Dans un arrêt du 24 Mars 2021, la Cour de cassation a été amenée à se prononcer sur le caractère raisonnable ou non d’un délai de 6 mois pour procéder au remplacement définitif d’une directrice d'association.
Sur le rappel des faits et de la procédure :
Une salariée, directrice d’une association, en arrêt de travail à compter de Mai 2012, avait été licenciée le 27 Mars 2013 en raison de la désorganisation de l’association du fait de son absence prolongée et de la nécessité de procéder à son remplacement définitif. Elle avait saisi la juridiction prud’homale pour contester ce licenciement.
La cour d’appel de Paris a décidé, le 28 Août 2018 que le licenciement était fondé sur une cause réelle et sérieuse dès lors que l’absence de la salariée perturbait effectivement le fonctionnement de l’association et que celle-ci avait procédé à son remplacement définitif dans un délai jugé « raisonnable ».
La salariée a formé un pourvoi en cassation. Les griefs formulés à l’encontre de l’arrêt d’appel reposaient principalement sur la reconnaissance du caractère « raisonnable » du délai au terme duquel son remplacement était intervenu. Selon le moyen, la nécessité de procéder à son remplacement définitif n’était pas établie dès lors que celui-ci était intervenu six mois après le licenciement, ce qui privait pour effet, son licenciement.
Rejetant cet argument, la Cour de cassation confirme la décision des juges du fond.
Après avoir rappelé les conditions auxquelles ce licenciement est subordonné - perturbations du fonctionnement de l’entreprise, absence prolongée ou absences répétées du salarié, remplacement définitif de ce dernier – la Cour rappelle les points que les juges du fond doivent examiner pour décider si un nouveau salarié a été recruté dans un délai raisonnable.
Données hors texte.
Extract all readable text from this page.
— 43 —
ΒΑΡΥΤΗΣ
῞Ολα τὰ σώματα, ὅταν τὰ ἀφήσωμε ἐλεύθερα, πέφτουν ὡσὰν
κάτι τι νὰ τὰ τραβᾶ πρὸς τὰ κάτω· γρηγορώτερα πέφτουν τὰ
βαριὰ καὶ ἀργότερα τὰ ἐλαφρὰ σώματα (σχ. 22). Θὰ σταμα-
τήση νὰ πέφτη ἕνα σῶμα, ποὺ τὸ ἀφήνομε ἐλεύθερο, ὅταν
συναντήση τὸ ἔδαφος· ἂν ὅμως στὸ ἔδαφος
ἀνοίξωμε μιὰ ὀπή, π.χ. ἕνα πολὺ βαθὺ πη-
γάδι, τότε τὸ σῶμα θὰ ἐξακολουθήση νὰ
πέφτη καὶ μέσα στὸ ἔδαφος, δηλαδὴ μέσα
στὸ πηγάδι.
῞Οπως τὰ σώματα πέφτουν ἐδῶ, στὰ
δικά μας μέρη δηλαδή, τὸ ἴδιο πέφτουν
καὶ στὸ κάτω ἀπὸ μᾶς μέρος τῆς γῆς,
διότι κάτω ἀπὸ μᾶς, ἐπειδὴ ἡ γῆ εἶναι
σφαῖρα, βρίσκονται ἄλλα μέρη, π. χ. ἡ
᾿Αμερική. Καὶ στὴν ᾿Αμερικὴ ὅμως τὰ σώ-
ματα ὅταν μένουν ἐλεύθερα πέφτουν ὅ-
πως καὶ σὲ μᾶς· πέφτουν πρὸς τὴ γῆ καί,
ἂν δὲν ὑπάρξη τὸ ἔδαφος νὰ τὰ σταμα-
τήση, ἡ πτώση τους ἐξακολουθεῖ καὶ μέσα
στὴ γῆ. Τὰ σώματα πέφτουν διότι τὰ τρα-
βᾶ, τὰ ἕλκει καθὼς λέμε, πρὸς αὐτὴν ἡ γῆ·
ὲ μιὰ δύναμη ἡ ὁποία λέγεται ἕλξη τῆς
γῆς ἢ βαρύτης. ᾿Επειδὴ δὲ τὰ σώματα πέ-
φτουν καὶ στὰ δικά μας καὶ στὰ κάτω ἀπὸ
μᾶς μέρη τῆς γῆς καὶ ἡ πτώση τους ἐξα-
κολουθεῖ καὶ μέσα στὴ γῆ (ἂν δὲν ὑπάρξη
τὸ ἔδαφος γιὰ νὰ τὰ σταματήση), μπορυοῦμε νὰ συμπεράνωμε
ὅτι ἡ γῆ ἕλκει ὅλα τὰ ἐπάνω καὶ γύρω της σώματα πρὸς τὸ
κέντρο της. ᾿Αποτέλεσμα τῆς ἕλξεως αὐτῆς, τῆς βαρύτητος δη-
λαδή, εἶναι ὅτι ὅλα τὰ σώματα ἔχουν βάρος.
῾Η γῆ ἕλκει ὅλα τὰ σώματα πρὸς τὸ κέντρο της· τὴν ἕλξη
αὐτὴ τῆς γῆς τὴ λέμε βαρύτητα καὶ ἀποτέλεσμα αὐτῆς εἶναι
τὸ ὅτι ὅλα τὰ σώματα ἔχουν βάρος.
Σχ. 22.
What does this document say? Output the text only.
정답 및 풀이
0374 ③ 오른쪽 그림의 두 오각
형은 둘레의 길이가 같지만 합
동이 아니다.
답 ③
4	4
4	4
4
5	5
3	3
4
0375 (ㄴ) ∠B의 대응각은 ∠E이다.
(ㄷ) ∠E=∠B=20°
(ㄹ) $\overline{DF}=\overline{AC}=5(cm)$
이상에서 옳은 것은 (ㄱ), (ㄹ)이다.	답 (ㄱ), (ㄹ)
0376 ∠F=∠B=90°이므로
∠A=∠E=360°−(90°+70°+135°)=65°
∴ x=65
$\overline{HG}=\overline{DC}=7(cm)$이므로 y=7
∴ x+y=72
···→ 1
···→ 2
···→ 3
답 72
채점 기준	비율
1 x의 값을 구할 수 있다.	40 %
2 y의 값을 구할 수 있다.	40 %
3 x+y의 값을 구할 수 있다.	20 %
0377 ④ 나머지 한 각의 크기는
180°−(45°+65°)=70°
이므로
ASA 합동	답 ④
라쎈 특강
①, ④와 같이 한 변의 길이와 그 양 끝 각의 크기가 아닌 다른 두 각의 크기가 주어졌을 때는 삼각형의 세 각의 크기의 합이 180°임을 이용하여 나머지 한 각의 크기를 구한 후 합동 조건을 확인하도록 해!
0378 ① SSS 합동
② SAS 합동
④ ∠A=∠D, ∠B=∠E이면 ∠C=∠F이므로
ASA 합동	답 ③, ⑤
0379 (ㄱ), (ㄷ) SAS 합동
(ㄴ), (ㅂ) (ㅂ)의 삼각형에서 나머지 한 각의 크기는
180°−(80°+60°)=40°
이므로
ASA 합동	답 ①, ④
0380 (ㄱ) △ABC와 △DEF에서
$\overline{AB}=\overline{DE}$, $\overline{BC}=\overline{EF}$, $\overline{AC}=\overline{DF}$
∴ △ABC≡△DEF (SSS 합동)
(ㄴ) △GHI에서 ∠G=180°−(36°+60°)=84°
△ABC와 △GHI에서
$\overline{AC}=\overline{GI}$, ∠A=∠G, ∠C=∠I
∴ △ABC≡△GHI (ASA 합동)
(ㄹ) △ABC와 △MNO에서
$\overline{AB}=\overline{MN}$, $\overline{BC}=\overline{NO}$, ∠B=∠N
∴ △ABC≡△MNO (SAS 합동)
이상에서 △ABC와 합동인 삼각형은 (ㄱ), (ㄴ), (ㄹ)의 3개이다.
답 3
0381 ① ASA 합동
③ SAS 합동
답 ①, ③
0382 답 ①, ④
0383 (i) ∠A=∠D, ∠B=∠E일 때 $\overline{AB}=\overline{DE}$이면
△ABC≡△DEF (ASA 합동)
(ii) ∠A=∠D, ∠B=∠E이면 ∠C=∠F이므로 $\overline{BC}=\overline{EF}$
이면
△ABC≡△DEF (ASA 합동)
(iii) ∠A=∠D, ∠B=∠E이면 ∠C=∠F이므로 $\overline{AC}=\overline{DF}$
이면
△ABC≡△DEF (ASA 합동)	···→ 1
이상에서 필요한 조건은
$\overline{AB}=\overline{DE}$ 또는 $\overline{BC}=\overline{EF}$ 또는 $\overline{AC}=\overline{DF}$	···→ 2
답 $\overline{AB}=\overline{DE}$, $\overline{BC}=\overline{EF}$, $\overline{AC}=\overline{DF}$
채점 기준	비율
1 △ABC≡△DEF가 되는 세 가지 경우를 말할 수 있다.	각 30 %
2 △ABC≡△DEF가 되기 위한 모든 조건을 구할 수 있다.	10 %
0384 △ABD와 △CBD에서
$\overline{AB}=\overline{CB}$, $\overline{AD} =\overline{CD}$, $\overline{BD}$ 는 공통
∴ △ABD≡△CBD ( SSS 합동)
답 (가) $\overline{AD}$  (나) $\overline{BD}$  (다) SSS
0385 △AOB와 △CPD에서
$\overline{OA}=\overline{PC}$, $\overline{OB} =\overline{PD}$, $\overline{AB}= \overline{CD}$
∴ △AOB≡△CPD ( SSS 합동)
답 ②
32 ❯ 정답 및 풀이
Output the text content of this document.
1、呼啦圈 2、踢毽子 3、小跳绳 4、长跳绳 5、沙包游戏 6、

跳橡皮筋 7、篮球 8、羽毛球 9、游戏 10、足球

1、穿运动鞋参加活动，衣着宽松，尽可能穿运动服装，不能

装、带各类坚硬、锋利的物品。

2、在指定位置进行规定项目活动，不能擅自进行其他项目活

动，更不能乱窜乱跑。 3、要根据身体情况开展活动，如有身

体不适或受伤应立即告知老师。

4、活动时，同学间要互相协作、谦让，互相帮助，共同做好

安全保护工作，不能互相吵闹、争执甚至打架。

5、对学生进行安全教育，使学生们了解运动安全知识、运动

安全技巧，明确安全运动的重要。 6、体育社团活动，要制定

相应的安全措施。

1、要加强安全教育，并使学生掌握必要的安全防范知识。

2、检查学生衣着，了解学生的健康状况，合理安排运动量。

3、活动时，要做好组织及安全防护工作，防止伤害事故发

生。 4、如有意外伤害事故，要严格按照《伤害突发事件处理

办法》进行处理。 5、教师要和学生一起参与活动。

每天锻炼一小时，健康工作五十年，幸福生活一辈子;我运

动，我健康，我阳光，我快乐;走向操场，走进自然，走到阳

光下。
Ainsi, ce « délai raisonnable » est apprécié souverainement par les juges du fond en tenant compte des spécificités de l’entreprise et de l’emploi concerné, ainsi que des démarches faites par l’employeur en vue d’un recrutement.
A noter : La solution n’est pas nouvelle. La Cour de cassation juge en effet depuis 2004 que le caractère raisonnable du délai relève de l'appréciation souveraine des juges du fond qui doivent, à cet effet, tenir compte des critères mentionnés ci-dessus (Cass. soc. 10-11-2004 n° 02-45.156 FS-PBRI : RJS 1/05 n° 30 ; Cass. soc. 14-3-2007 n° 06-41.723 F-D).
En l’espèce, la cour d’appel, qui a tenu compte de ces démarches immédiatement engagées par l’employeur et de l’importance du poste de directeur à pourvoir, a pu estimer que le remplacement de la salariée 6 mois après son licenciement était intervenu dans un délai raisonnable.
A noter : Si le délai de 6 mois a pu être jugé raisonnable pour pourvoir un poste de direction, tel n’a pas été le cas, par exemple, pour un poste de secrétaire administratif (Cass. soc. 9-5-1989 n° 88-40.036 F-D). Même solution dans une affaire où un salarié embauché en remplacement d’un contremaître malade avait vu son contrat à durée déterminée transformé en un contrat à durée indéterminée 7 mois environ après le licenciement de ce dernier (Cass. soc. 12-10-2011 n° 10-15.101 F-D : RJS 12/11 n° 977).